Balkan Strategic Studies
September 30, 1992
Fashion And Strategic Priorities Still Dictate Terms For State Recognition
Germany led the European Community in granting diplomatic
recognition to an independent state of Croatia
during the break-up of Yugoslavia recently. But none of the normal criteria,
which have traditionally been applied to recognition of newly-independent states
were, in fact, applied to the recognition of Croatia.
It was difficult, then, for the rest of Europe -- and then the United States,
and so on -- to withhold recognition of Croatia,
and then Bosnia-Herzegovina. As a result, it can now be argued that many other
states, which have an equal or greater claim to true political independence, can
pursue international recognition. Are they likely to receive it? Basically, it
will depend on just who is doing the asking.
The break-up of the USSR into independent republics precipitated considerable debate within NATO states before they offered diplomatic recognition initially to the three Baltic states which broke away from the USSR. Things moved rapidly once the West's recognition of the Baltic states had been accepted by the USSR, and that empire itself had begun to dismember further into a loose association of republics which mutually accepted each other's independence. The West could then freely begin to recognize the former Soviet republics without fear of alienating the former Soviet (and later Russian) leaders who had once exercised control over the "new" independent entities.
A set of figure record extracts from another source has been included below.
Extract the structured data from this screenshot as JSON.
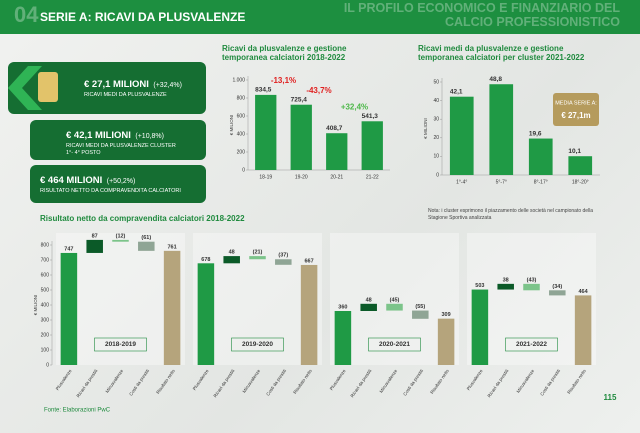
{
  "header": {
    "number": "04",
    "title": "SERIE A: RICAVI DA PLUSVALENZE",
    "section": "IL PROFILO ECONOMICO E FINANZIARIO DEL CALCIO PROFESSIONISTICO"
  },
  "kpis": [
    {
      "value": "€ 27,1 MILIONI",
      "change": "(+32,4%)",
      "label": "RICAVI MEDI DA PLUSVALENZE"
    },
    {
      "value": "€ 42,1 MILIONI",
      "change": "(+10,8%)",
      "label": "RICAVI MEDI DA PLUSVALENZE CLUSTER 1°- 4° POSTO"
    },
    {
      "value": "€ 464 MILIONI",
      "change": "(+50,2%)",
      "label": "RISULTATO NETTO DA COMPRAVENDITA CALCIATORI"
    }
  ],
  "chart_data": [
    {
      "type": "bar",
      "title": "Ricavi da plusvalenze e gestione temporanea calciatori 2018-2022",
      "ylabel": "€ MILIONI",
      "categories": [
        "18-19",
        "19-20",
        "20-21",
        "21-22"
      ],
      "values": [
        834.5,
        725.4,
        408.7,
        541.3
      ],
      "value_labels": [
        "834,5",
        "725,4",
        "408,7",
        "541,3"
      ],
      "color": "#1f9a45",
      "ylim": [
        0,
        1000
      ],
      "yticks": [
        0,
        200,
        400,
        600,
        800,
        {
          "value": 1000,
          "label": "1.000"
        }
      ],
      "grid": false,
      "annotations": [
        "-13,1%",
        "-43,7%",
        "+32,4%"
      ],
      "annotation_colors": [
        "#e02020",
        "#e02020",
        "#4cb848"
      ]
    },
    {
      "type": "bar",
      "title": "Ricavi medi da plusvalenze e gestione temporanea calciatori per cluster 2021-2022",
      "ylabel": "€ MILIONI",
      "categories": [
        "1°-4°",
        "5°-7°",
        "8°-17°",
        "18°-20°"
      ],
      "values": [
        42.1,
        48.8,
        19.6,
        10.1
      ],
      "value_labels": [
        "42,1",
        "48,8",
        "19,6",
        "10,1"
      ],
      "color": "#1f9a45",
      "ylim": [
        0,
        50
      ],
      "yticks": [
        0,
        10,
        20,
        30,
        40,
        50
      ],
      "grid": false,
      "callout": [
        "MEDIA SERIE A:",
        "€ 27,1m"
      ],
      "note": "Nota: i cluster esprimono il piazzamento delle società nel campionato della Stagione Sportiva analizzata"
    },
    {
      "type": "waterfall",
      "title": "Risultato netto da compravendita calciatori 2018-2022",
      "ylabel": "€ MILIONI",
      "categories": [
        "Plusvalenze",
        "Ricavi da prestiti",
        "Minusvalenze",
        "Costi da prestiti",
        "Risultato netto"
      ],
      "colors": [
        "#1f9a45",
        "#0b5a28",
        "#7cc48a",
        "#8fa595",
        "#b5a47c"
      ],
      "ylim": [
        0,
        800
      ],
      "yticks": [
        0,
        100,
        200,
        300,
        400,
        500,
        600,
        700,
        800
      ],
      "panels": [
        {
          "name": "2018-2019",
          "values": [
            747,
            87,
            -12,
            -61,
            761
          ],
          "value_labels": [
            "747",
            "87",
            "(12)",
            "(61)",
            "761"
          ]
        },
        {
          "name": "2019-2020",
          "values": [
            678,
            48,
            -21,
            -37,
            667
          ],
          "value_labels": [
            "678",
            "48",
            "(21)",
            "(37)",
            "667"
          ]
        },
        {
          "name": "2020-2021",
          "values": [
            360,
            48,
            -45,
            -55,
            309
          ],
          "value_labels": [
            "360",
            "48",
            "(45)",
            "(55)",
            "309"
          ]
        },
        {
          "name": "2021-2022",
          "values": [
            503,
            38,
            -43,
            -34,
            464
          ],
          "value_labels": [
            "503",
            "38",
            "(43)",
            "(34)",
            "464"
          ]
        }
      ]
    }
  ],
  "footer": {
    "source": "Fonte: Elaborazioni PwC",
    "page": "115"
  }
}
The question was never raised, however, as to whether these states complied with the nebulous criteria which the West (or the United Nations) apparently established as to what makes a state acceptable and recognizable as an independent legal entity. Indeed, by accepting the USSR as a state, the West had specifically, for some seven decades, indicated that the member "republics" of the Union were not, in fact, recognizable as states.
Marshal Tito, when he led Yugoslavia for several decades after World War II, created administrative boundaries within his country which were never intended to represent legal borders for sub-states within the state of Yugoslavia. Indeed, these administrative lines on maps which Tito drew did not even represent the geographic boundaries of the ethnic groups they which they nominally -- for administration purposes -- represented. The sub-state of Yugoslav Macedonia, for example, did not represent the ethnic Macedonia of history. The borders of Croatia, or Serbia, or Bosnia-Herzegovina, for example, were not meant by Tito to represent the boundaries of a state.
And yet Germany, followed by the European Community and the West generally, recognized these lines on the map as diplomatically acceptable borders. Greece, to its credit, hesitated and opposed the EC's recognition of the Tito lines as representing legitimate, independent states. The US, too, was cautious, as it was about the recognition of much of the former USSR as newly-acceptable, and truly independent states.
But finally, the US and others have, without imposing any true legal, moral or historical criteria, accepted and diplomatically recognized the independence of all the former Soviet republics, and the former Yugoslav administrative areas. This wave of acceptances, or diplomatic recognitions, poses a significant number of problems for the world community. The first and most obvious is the fact that a significant number of other new states (or captive old states) can legitimately demand international recognition as to their true independence. The Tatars of Russia are one of several true nations within the former USSR who are demanding such recognition.
The Skills of India's Punjab are demanding international recognition of their independence, as are Indian-controlled Kashmiris. And virtually any of a hundred Indian states could equally demand such recognition. As could the Scots, the Welsh and the Navajos. And why not? They have historical proof of their former independence and viability as independent states.
What, indeed, are the criteria for acceptance as an independent state? Control of one's own geography? Perhaps this is the strongest claim, but it may include allowance for conquest of that territory at some stage by conflict, which the tenets of the UN prohibit. Even so, the UN has ignored this tenet in the past, and will certainly do so again. Not self-determination, because most states do not meet this "requirement".
What is now more true than ever is that no state exists alone, in isolation or true independence. All are interdependent. All states, moreover, are the result of historical accretion of peoples, either by migration, evolution or conquest. The aborigines of Australia themselves displaced an earlier people.
So if today the independence of Croatia is accepted, or Azerbaijan, then so too must the independence of Transkei, Ciskei and Bophuthatswana, because they are now being threatened by renewed conquest by the African National Congress (ANC) which seeks to take over South Africa.